Before you go, or as soon after as convenient, I should be glad to receive your opinion in writing, on the Kentucky & Georgia business, both of which have been communicated to you by the Secretaries of State & of War—or one of them—according to the information I have received.1
I sincerely wish that the excursion you propose may have the desired effect—I am Dr Sir Your Affecte Servt
P.S. Have you draughted any answer yet to the Letter of the Marquis of Lansdown to me, introductory of the Bishop of Autun?2
ALS, DLC: Hamilton Papers.
1. Edmund Randolph wrote two letters to the other cabinet members on this date requesting their opinions on resolutions lately passed in Kentucky and on recent intelligence from James Seagrove of Georgia (Hamilton Papers description begins Harold C. Syrett et al., eds. The Papers of Alexander Hamilton. 27 vols. New York, 1961–87. description ends , 16:588-91). For Seagrove’s letter to Henry Knox of 4 June, see the enclosure with Knox to GW, 9 July. The thirteen resolutions adopted at a meeting of Kentucky citizens at Lexington, Ky., on 24 May started with the assertion "That the inhabitants West of the Apalachian mountains, are entitled by nature and by stipulation, to the free and undisturbed Navigation of the River Mississippi." They complained that the "enjoyment of this right" had been "uniformly prevented" by Spain while the United States had "adopted no effectual measures for its attainment" and had "veiled" the measures that it did take in "mysterious secrecy." The citizens claimed "a right to expect and demand, that Spain should be compelled immediately to acknowledge our right, or that an end be put to all negociations on that subject." They offered support for attempts to obtain "redress" of "the injuries and insults offered by Great Britain to America," but insisted that their grievances with Great Britain had "a stronger claim to satisfaction, both from their atrocity and continuance," than eastern complaints. Because of "the recent appointment of the enemy of the Western country to negociate with that nation, and the tame submission of the general government, when we alone were injured by Great Britain," it was necessary that they state their "just demands" to the president and Congress, namely the protection of their frontiers by the general government.
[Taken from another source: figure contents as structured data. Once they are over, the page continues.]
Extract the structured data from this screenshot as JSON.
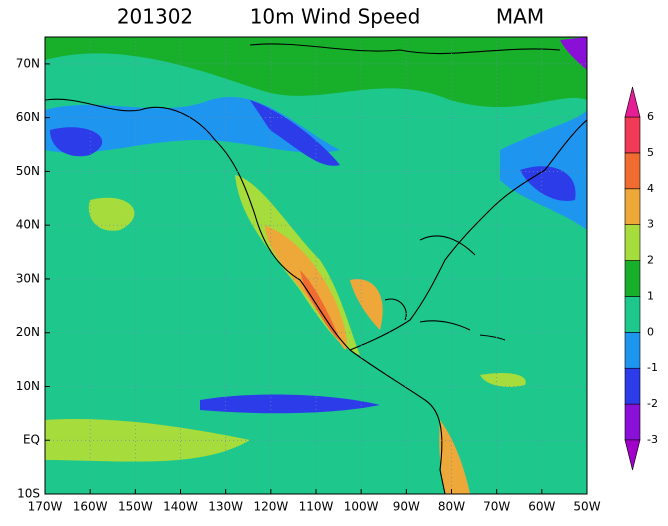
{
  "map": {
    "title": [
      "201302",
      "10m Wind Speed",
      "MAM"
    ],
    "xlim": [
      -170,
      -50
    ],
    "ylim": [
      -10,
      75
    ],
    "xticks": [
      {
        "value": -170,
        "label": "170W"
      },
      {
        "value": -160,
        "label": "160W"
      },
      {
        "value": -150,
        "label": "150W"
      },
      {
        "value": -140,
        "label": "140W"
      },
      {
        "value": -130,
        "label": "130W"
      },
      {
        "value": -120,
        "label": "120W"
      },
      {
        "value": -110,
        "label": "110W"
      },
      {
        "value": -100,
        "label": "100W"
      },
      {
        "value": -90,
        "label": "90W"
      },
      {
        "value": -80,
        "label": "80W"
      },
      {
        "value": -70,
        "label": "70W"
      },
      {
        "value": -60,
        "label": "60W"
      },
      {
        "value": -50,
        "label": "50W"
      }
    ],
    "yticks": [
      {
        "value": -10,
        "label": "10S"
      },
      {
        "value": 0,
        "label": "EQ"
      },
      {
        "value": 10,
        "label": "10N"
      },
      {
        "value": 20,
        "label": "20N"
      },
      {
        "value": 30,
        "label": "30N"
      },
      {
        "value": 40,
        "label": "40N"
      },
      {
        "value": 50,
        "label": "50N"
      },
      {
        "value": 60,
        "label": "60N"
      },
      {
        "value": 70,
        "label": "70N"
      }
    ],
    "grid": true,
    "colorbar": {
      "levels": [
        -3,
        -2,
        -1,
        0,
        1,
        2,
        3,
        4,
        5,
        6
      ],
      "colors": [
        "#a000c8",
        "#8a10d8",
        "#2c3ce8",
        "#1e96f0",
        "#1ec88c",
        "#18b02a",
        "#a6dc3c",
        "#eea83a",
        "#f06c30",
        "#f03a56",
        "#e61e96"
      ]
    }
  }
}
To "unite" with others in "the common cause of the western people," the citizens recommended that each Kentucky county appoint a committee to correspond on the subject and, "when it may be judged expedient, to call upon the people to elect proper persons to represent them in Convention, for the purpose of deliberating on the steps which will be most expedient for the attainment and security of our just rights" (Kentucky Gazette [Lexington], 31 May).